Do people use your product how you think they do? Do they use the features you expect them to? Have they developed surprising habits? These are questions that a quantitative assessment can answer.
Watching your product usage data roll in through a tool like Amplitude is easy, but it’s only meaningful if you know what you’re looking for. Which actions mean a user is getting value? Here’s how to find out.
- Make your value hypothesis (or a few). This hypothesis is your assertion of the value you think your product provides to your end user. You should have one per end user persona. At Falkon, one of our end users is a BDR manager. Our value hypothesis could be: Falkon helps a BDR manager coach their team more efficiently by spending much less time preparing for weekly 1:1s.
- Come up with value metrics, the 2-10 trackable in-product activities that represent your value hypothesis. In our example, we would want to see if our BDR users visit the coaching platform every week. Do they look at each rep’s data? Do they share reports with everyone? We would track logins to the coaching platform, clicks and time spent there, and the number and frequency of report sharing.
- Compare the value metrics to what your end users tell you. If your council or other customers are reporting that they love the product but their value metrics don’t reflect what you expect, it means one of two things: they’re being nice and you need to create the psychological safety for them to tell you how they really feel, or your value metrics are wrong and you need to dig into what the users actually do as a step toward new metrics.
- Learn from renewal and expansion accounts if you have a large user base. See what they have in common with each other. If 80% of renewal customers use feature X and feature X was less frequently used in lost customers, it’s one that reinforces your value hypothesis or spurs you to make a new hypothesis.

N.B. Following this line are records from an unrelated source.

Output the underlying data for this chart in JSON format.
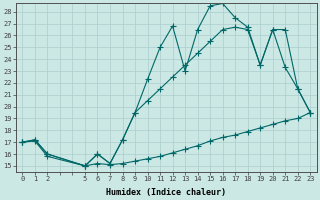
{
  "xlabel": "Humidex (Indice chaleur)",
  "bg_color": "#cce8e4",
  "grid_color": "#aacece",
  "line_color": "#006868",
  "xticks": [
    0,
    1,
    2,
    3,
    4,
    5,
    6,
    7,
    8,
    9,
    10,
    11,
    12,
    13,
    14,
    15,
    16,
    17,
    18,
    19,
    20,
    21,
    22,
    23
  ],
  "xticklabels": [
    "0",
    "1",
    "2",
    "",
    "",
    "5",
    "6",
    "7",
    "8",
    "9",
    "10",
    "11",
    "12",
    "13",
    "14",
    "15",
    "16",
    "17",
    "18",
    "19",
    "20",
    "21",
    "22",
    "23"
  ],
  "yticks": [
    15,
    16,
    17,
    18,
    19,
    20,
    21,
    22,
    23,
    24,
    25,
    26,
    27,
    28
  ],
  "xlim": [
    -0.5,
    23.5
  ],
  "ylim": [
    14.5,
    28.7
  ],
  "line1_x": [
    0,
    1,
    2,
    5,
    6,
    7,
    8,
    9,
    10,
    11,
    12,
    13,
    14,
    15,
    16,
    17,
    18,
    19,
    20,
    21,
    22,
    23
  ],
  "line1_y": [
    17.0,
    17.2,
    16.0,
    15.0,
    16.0,
    15.2,
    17.2,
    19.5,
    22.3,
    25.0,
    26.8,
    23.0,
    26.5,
    28.5,
    28.7,
    27.5,
    26.7,
    23.5,
    26.5,
    26.5,
    21.5,
    19.5
  ],
  "line2_x": [
    0,
    1,
    2,
    5,
    6,
    7,
    8,
    9,
    10,
    11,
    12,
    13,
    14,
    15,
    16,
    17,
    18,
    19,
    20,
    21,
    22,
    23
  ],
  "line2_y": [
    17.0,
    17.2,
    16.0,
    15.0,
    16.0,
    15.2,
    17.2,
    19.5,
    20.5,
    21.5,
    22.5,
    23.5,
    24.5,
    25.5,
    26.5,
    26.7,
    26.5,
    23.5,
    26.5,
    23.3,
    21.5,
    19.5
  ],
  "line3_x": [
    0,
    1,
    2,
    5,
    6,
    7,
    8,
    9,
    10,
    11,
    12,
    13,
    14,
    15,
    16,
    17,
    18,
    19,
    20,
    21,
    22,
    23
  ],
  "line3_y": [
    17.0,
    17.1,
    15.8,
    15.0,
    15.2,
    15.1,
    15.2,
    15.4,
    15.6,
    15.8,
    16.1,
    16.4,
    16.7,
    17.1,
    17.4,
    17.6,
    17.9,
    18.2,
    18.5,
    18.8,
    19.0,
    19.5
  ]
}
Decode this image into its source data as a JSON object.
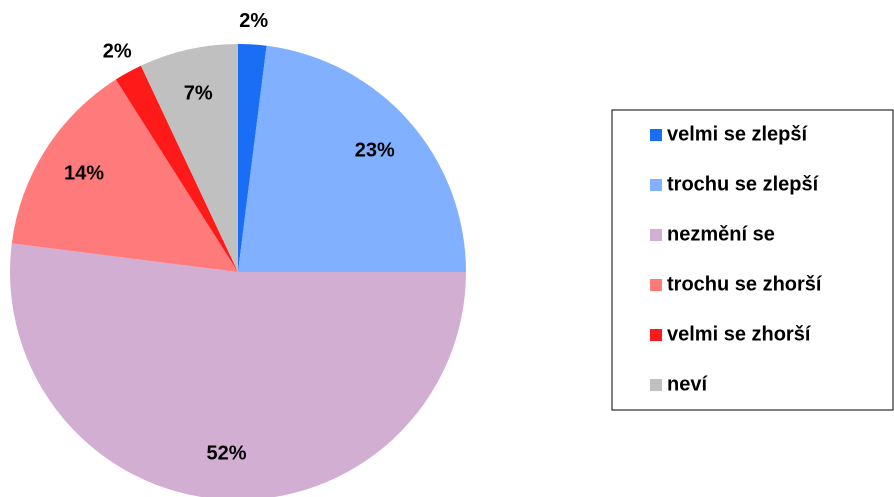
{
  "chart_data": {
    "type": "pie",
    "categories": [
      "velmi se zlepší",
      "trochu se zlepší",
      "nezmění se",
      "trochu se zhorší",
      "velmi se zhorší",
      "neví"
    ],
    "values": [
      2,
      23,
      52,
      14,
      2,
      7
    ],
    "value_labels": [
      "2%",
      "23%",
      "52%",
      "14%",
      "2%",
      "7%"
    ],
    "colors": [
      "#1a6ef5",
      "#80b0ff",
      "#d3aed3",
      "#ff7b7b",
      "#ff1a1a",
      "#c0c0c0"
    ],
    "legend": "right"
  }
}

Value metrics are likely to change as your product evolves, so expect to revisit your hypotheses. The brilliant thing about these metrics is that they’re useful throughout the entire revenue lifecycle. They are the earliest predictors of cross-sell and upsell readiness, and the first signals of revenue risk. Drive more expansion dollars with alerts around your value metrics that tell the sales team which accounts and contacts to prioritize. Increase revenue retention by catching meaningful decreases well ahead of loss.